Presenting E2COMATION Results at the BTW 2025
I’m glad to have had the opportunity to present our paper at BTW 2025 last week. In the paper, we could outline one of our main contributions in the finishing European research project E2COMATION, how we could enable plant workers to perform their own (visual) analytics on shopfloor data for smart manufacturing. With my colleagues Harald, Mohamed, and Kanishk, it was a special experience to participate in the conference.
The BTW conference is the most important database conference in the German-speaking area. Every two years since 1985, it has served as a central forum for the exchange of information between scientists, practitioners, and users on topics of database and information system technology. Focus topics are data integration and extraction, provenance management, data protection, scalable big data analytics, hardware technologies on a small scale up to cloud computing as well as new application areas and architectural approaches for the support of machine learning in the context of artificial intelligence.
More information about our paper, titled “Enabling Smart Manufacturing with Visual Analytics for Plant Workers”
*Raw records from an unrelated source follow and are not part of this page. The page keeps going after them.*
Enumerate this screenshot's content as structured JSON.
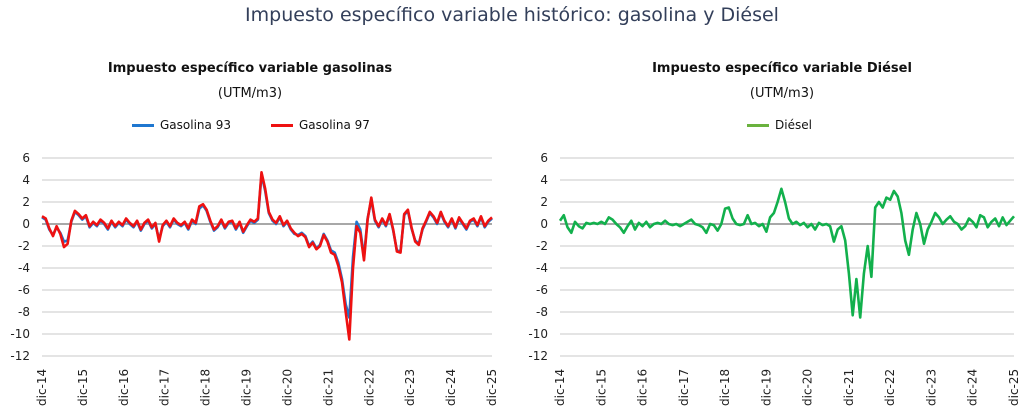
{
  "title": "Impuesto específico variable histórico: gasolina y Diésel",
  "chart_data": [
    {
      "type": "line",
      "title": "Impuesto específico variable gasolinas",
      "unit": "(UTM/m3)",
      "xlabel": "",
      "ylabel": "",
      "ylim": [
        -12,
        6
      ],
      "yticks": [
        "6",
        "4",
        "2",
        "0",
        "-2",
        "-4",
        "-6",
        "-8",
        "-10",
        "-12"
      ],
      "ytick_values": [
        6,
        4,
        2,
        0,
        -2,
        -4,
        -6,
        -8,
        -10,
        -12
      ],
      "xticks": [
        "dic-14",
        "dic-15",
        "dic-16",
        "dic-17",
        "dic-18",
        "dic-19",
        "dic-20",
        "dic-21",
        "dic-22",
        "dic-23",
        "dic-24",
        "dic-25"
      ],
      "grid": true,
      "legend": "top-center",
      "series": [
        {
          "name": "Gasolina 93",
          "color": "#1f77d0",
          "values": [
            0.6,
            0.4,
            -0.5,
            -1.0,
            -0.3,
            -0.8,
            -1.6,
            -1.5,
            0.2,
            1.1,
            0.8,
            0.4,
            0.7,
            -0.3,
            0.1,
            -0.2,
            0.3,
            0.0,
            -0.5,
            0.2,
            -0.3,
            0.1,
            -0.2,
            0.4,
            0.0,
            -0.3,
            0.2,
            -0.6,
            0.0,
            0.3,
            -0.4,
            0.0,
            -1.4,
            -0.2,
            0.2,
            -0.3,
            0.4,
            0.0,
            -0.2,
            0.1,
            -0.5,
            0.3,
            0.0,
            1.4,
            1.7,
            1.2,
            0.2,
            -0.6,
            -0.3,
            0.3,
            -0.4,
            0.1,
            0.2,
            -0.5,
            0.1,
            -0.8,
            -0.2,
            0.3,
            0.1,
            0.4,
            4.5,
            3.0,
            1.0,
            0.3,
            0.0,
            0.6,
            -0.2,
            0.2,
            -0.5,
            -0.9,
            -1.0,
            -0.8,
            -1.1,
            -2.0,
            -1.6,
            -2.2,
            -1.9,
            -0.9,
            -1.5,
            -2.4,
            -2.6,
            -3.5,
            -5.0,
            -7.3,
            -8.5,
            -3.0,
            0.2,
            -0.5,
            -3.0,
            0.5,
            2.2,
            0.3,
            -0.3,
            0.4,
            -0.2,
            0.8,
            -0.6,
            -2.4,
            -2.5,
            0.8,
            1.2,
            -0.4,
            -1.5,
            -1.8,
            -0.5,
            0.2,
            1.0,
            0.6,
            0.0,
            1.0,
            0.2,
            -0.3,
            0.4,
            -0.4,
            0.5,
            0.0,
            -0.5,
            0.2,
            0.4,
            -0.2,
            0.6,
            -0.3,
            0.2,
            0.5
          ]
        },
        {
          "name": "Gasolina 97",
          "color": "#ee1111",
          "values": [
            0.7,
            0.5,
            -0.4,
            -1.1,
            -0.2,
            -0.9,
            -2.1,
            -1.8,
            0.3,
            1.2,
            0.9,
            0.5,
            0.8,
            -0.2,
            0.2,
            -0.1,
            0.4,
            0.1,
            -0.4,
            0.3,
            -0.2,
            0.2,
            -0.1,
            0.5,
            0.1,
            -0.2,
            0.3,
            -0.5,
            0.1,
            0.4,
            -0.3,
            0.1,
            -1.6,
            -0.1,
            0.3,
            -0.2,
            0.5,
            0.1,
            -0.1,
            0.2,
            -0.4,
            0.4,
            0.1,
            1.6,
            1.8,
            1.3,
            0.3,
            -0.5,
            -0.2,
            0.4,
            -0.3,
            0.2,
            0.3,
            -0.4,
            0.2,
            -0.7,
            -0.1,
            0.4,
            0.2,
            0.5,
            4.7,
            3.2,
            1.1,
            0.4,
            0.1,
            0.7,
            -0.1,
            0.3,
            -0.4,
            -0.8,
            -1.1,
            -0.9,
            -1.2,
            -2.1,
            -1.7,
            -2.3,
            -2.0,
            -1.0,
            -1.6,
            -2.6,
            -2.8,
            -3.8,
            -5.3,
            -8.0,
            -10.5,
            -4.0,
            -0.2,
            -0.8,
            -3.3,
            0.4,
            2.4,
            0.4,
            -0.2,
            0.5,
            -0.1,
            0.9,
            -0.5,
            -2.5,
            -2.6,
            0.9,
            1.3,
            -0.3,
            -1.6,
            -1.9,
            -0.4,
            0.3,
            1.1,
            0.7,
            0.1,
            1.1,
            0.3,
            -0.2,
            0.5,
            -0.3,
            0.6,
            0.1,
            -0.4,
            0.3,
            0.5,
            -0.1,
            0.7,
            -0.2,
            0.3,
            0.6
          ]
        }
      ]
    },
    {
      "type": "line",
      "title": "Impuesto específico variable Diésel",
      "unit": "(UTM/m3)",
      "xlabel": "",
      "ylabel": "",
      "ylim": [
        -12,
        6
      ],
      "yticks": [
        "6",
        "4",
        "2",
        "0",
        "-2",
        "-4",
        "-6",
        "-8",
        "-10",
        "-12"
      ],
      "ytick_values": [
        6,
        4,
        2,
        0,
        -2,
        -4,
        -6,
        -8,
        -10,
        -12
      ],
      "xticks": [
        "dic-14",
        "dic-15",
        "dic-16",
        "dic-17",
        "dic-18",
        "dic-19",
        "dic-20",
        "dic-21",
        "dic-22",
        "dic-23",
        "dic-24",
        "dic-25"
      ],
      "grid": true,
      "legend": "top-center",
      "series": [
        {
          "name": "Diésel",
          "color": "#12b04c",
          "values": [
            0.3,
            0.8,
            -0.3,
            -0.8,
            0.2,
            -0.2,
            -0.4,
            0.1,
            0.0,
            0.1,
            0.0,
            0.2,
            0.0,
            0.6,
            0.4,
            0.0,
            -0.3,
            -0.8,
            -0.2,
            0.3,
            -0.5,
            0.1,
            -0.2,
            0.2,
            -0.3,
            0.0,
            0.1,
            0.0,
            0.3,
            0.0,
            -0.1,
            0.0,
            -0.2,
            0.0,
            0.2,
            0.4,
            0.0,
            -0.1,
            -0.3,
            -0.8,
            0.0,
            -0.1,
            -0.6,
            0.0,
            1.4,
            1.5,
            0.5,
            0.0,
            -0.1,
            0.0,
            0.8,
            0.0,
            0.1,
            -0.2,
            0.0,
            -0.7,
            0.6,
            1.0,
            2.0,
            3.2,
            2.0,
            0.5,
            0.0,
            0.2,
            -0.1,
            0.1,
            -0.3,
            0.0,
            -0.5,
            0.1,
            -0.1,
            0.0,
            -0.2,
            -1.6,
            -0.5,
            -0.2,
            -1.5,
            -4.5,
            -8.3,
            -5.0,
            -8.5,
            -4.5,
            -2.0,
            -4.8,
            1.5,
            2.0,
            1.5,
            2.4,
            2.2,
            3.0,
            2.5,
            1.0,
            -1.5,
            -2.8,
            -0.5,
            1.0,
            0.0,
            -1.8,
            -0.5,
            0.2,
            1.0,
            0.6,
            0.0,
            0.4,
            0.7,
            0.2,
            0.0,
            -0.5,
            -0.2,
            0.5,
            0.2,
            -0.3,
            0.8,
            0.6,
            -0.3,
            0.2,
            0.5,
            -0.2,
            0.6,
            -0.1,
            0.3,
            0.7
          ]
        }
      ]
    }
  ]
}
Abstract: Smart manufacturing is increasingly making use of visual analytics to optimize production or to identify early problem signs. However, current solutions and approaches require professionals, especially from the data science area, to make use of it, which is not affordable for most production companies. In this paper, we describe first a best practice to sensorize plants from the wood and beverage industry to enable smart manufacturing in general. Second, we describe a new approach that aims at providing easy-to-use visual analytics functionalities that are designed to be used directly by plant workers. Plant workers usually have encompassing experience in the production and the plant, but lack of computer experience and corresponding mathematical knowledge for data analysis. Through lowering the barriers for plant workers in performing data analysis of the IoT sensors with simplified and almost automated analysis functions would give them the ability to gain insights into the production and achieve similar production optimizations and problem preventions as data science experts could. The main contributions of this article are on the one hand the best practice of how production lines of the wood and beverage industry could be made ready for smart manufacturing, but also an approach that enables non-data scientists, especially plant workers, to perform sufficient analysis about optimal production settings and early problem cause identification.